听著爹——这位曾亲歷硝烟的老兵——的讲述,少年心中不禁涌起阵阵激盪!望著远方的山峦,兴宝忽然想起歷史课本上的记载,如此精妙的伏击构想,为何抗日战爭中从未付诸实践?到是横跨开国大典的唯一大战“战衡宝战役”就是从这开始的,白军感情把这全用自己人身上了!听爹说的布置可以想像那一战有多么惨烈,这可一定得记下,到那一天可以给我军通风报信,弄点功劳,不对,是减少我军的损失,对就是这样想的。

爹指著东面的山谷“通过条路连著山后面的村子,山谷对面你们千万不要去,山里面有狼,再过去两个山头是老虎的地界了。”

“老虎”桂香的眼睛倏地亮了,她扯著爹的衣角问:“爹,老虎在哪啊?娘总拿老虎来了嚇唬额们,可额连老虎毛都没看到根。”

“在那边”此时稳重的大哥插话了,指著远处几里外靠著大路边上的山坡,那里树木稀疏,“看见坡上那片特別绿的草丛没?额每回去乡里打那山坡下过,都能瞅见,有三只老虎,这会八成在那片草丛打盹晒太阳呢。”

“老虎不咬人么?”兴宝缩了缩脖子,又有点好奇。

“那边猎物多,白天只要不去山坡草丛那边都不会咬人,太阳落山老虎开始猎食就不能从那过了。你们记住了吗,特別是老大,你经常从那过一定要记得太阳落山前过不来就找人借宿。”爹说这话很是严厉。桂香都被嚇得不敢出声,兄弟几个连忙应好。“老大,你这几年心思全扑在那些书本上,爹早年教你的拳脚功夫都放下了,有空多练练,这世道不太平,得有点手脚功夫傍身,真遇上事儿,不至於一点反抗之力都没有。”
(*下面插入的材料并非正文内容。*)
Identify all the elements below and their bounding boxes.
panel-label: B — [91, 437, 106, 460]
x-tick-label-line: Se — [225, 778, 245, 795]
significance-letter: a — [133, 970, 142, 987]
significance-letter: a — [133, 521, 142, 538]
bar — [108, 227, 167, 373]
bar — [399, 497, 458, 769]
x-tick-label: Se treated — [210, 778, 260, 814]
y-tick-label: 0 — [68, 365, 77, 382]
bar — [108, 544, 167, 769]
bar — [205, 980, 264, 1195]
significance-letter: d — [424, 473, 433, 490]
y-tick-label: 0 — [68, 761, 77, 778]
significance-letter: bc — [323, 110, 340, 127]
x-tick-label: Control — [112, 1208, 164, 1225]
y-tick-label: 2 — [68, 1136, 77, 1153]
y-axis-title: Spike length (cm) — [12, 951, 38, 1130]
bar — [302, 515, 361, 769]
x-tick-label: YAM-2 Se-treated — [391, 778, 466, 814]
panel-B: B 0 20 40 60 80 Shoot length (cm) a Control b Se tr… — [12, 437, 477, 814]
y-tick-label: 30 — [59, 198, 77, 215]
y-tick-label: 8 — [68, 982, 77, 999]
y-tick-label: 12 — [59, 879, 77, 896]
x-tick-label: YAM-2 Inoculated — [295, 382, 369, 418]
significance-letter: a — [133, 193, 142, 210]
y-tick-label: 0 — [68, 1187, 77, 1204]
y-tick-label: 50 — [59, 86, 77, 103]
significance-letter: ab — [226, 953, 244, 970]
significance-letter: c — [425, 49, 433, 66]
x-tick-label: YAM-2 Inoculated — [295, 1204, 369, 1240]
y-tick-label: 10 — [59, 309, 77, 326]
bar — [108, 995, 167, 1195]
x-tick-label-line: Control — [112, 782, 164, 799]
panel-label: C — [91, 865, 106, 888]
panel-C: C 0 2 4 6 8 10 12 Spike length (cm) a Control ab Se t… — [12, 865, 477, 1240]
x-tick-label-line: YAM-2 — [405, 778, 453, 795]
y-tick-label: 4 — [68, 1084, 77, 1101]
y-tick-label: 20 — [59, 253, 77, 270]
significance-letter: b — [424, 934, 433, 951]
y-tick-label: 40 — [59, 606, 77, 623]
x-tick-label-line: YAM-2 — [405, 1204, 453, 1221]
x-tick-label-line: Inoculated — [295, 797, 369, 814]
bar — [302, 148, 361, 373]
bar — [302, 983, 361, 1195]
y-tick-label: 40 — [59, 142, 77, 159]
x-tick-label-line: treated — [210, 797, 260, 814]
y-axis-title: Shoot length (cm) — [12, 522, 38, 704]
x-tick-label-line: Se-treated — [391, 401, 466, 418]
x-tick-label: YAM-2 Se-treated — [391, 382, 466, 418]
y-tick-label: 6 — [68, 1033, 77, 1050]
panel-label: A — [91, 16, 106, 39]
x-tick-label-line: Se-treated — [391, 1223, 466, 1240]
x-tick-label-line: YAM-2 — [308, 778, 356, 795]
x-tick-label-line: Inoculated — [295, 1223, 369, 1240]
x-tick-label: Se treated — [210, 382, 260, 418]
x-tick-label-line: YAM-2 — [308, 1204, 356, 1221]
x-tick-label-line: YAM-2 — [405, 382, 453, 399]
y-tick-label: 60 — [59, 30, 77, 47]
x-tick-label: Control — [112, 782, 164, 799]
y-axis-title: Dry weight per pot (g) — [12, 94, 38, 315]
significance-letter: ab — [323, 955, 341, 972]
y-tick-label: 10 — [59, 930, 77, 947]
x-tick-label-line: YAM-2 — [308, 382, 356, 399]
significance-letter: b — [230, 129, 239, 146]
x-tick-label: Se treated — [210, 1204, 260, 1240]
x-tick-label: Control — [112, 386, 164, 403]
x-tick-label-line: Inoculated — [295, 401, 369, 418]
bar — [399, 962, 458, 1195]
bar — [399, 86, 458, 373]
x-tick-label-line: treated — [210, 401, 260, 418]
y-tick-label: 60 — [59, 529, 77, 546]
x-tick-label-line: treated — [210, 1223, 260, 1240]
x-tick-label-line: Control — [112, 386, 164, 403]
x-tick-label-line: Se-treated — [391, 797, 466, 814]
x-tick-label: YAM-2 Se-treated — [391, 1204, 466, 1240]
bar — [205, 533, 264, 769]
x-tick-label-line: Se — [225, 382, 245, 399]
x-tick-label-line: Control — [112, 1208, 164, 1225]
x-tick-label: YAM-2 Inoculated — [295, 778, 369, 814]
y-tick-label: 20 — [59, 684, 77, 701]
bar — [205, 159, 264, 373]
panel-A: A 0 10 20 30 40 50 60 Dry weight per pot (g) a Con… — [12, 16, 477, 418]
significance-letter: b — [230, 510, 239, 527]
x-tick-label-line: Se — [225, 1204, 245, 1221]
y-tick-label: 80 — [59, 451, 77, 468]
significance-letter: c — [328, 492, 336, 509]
“爹,你用枪把那三只大老虎打了,回来给额哩吃肉,好吗?”桂香看著远处的山坡一脸嚮往。

“如果是一只老虎,爹肯定打了回来给你尝鲜。”爹宠溺人摸著桂香的头,语气温和却带著慎重“可那是三只啊,枪一响打倒一只,剩下两只惊跑,必会记仇,以后怕是要祸害过路的行人。现在这样互不相扰就挺好。另外。。。。。。”他顿了顿“爹那点子弹金贵著呢,这些年打猎,能用石头,下陷井的,就绝不动枪,除非遇到要命的危险,这些年拢共也没开过几回。”

“难怪啊爹,”大哥若有所思的点点头,“连祸害牲口的狼,您都不打。”。

大家坐在顶边的石头上,喝水吃了点红薯干,休息了一阵体力都恢復了,就准备下山。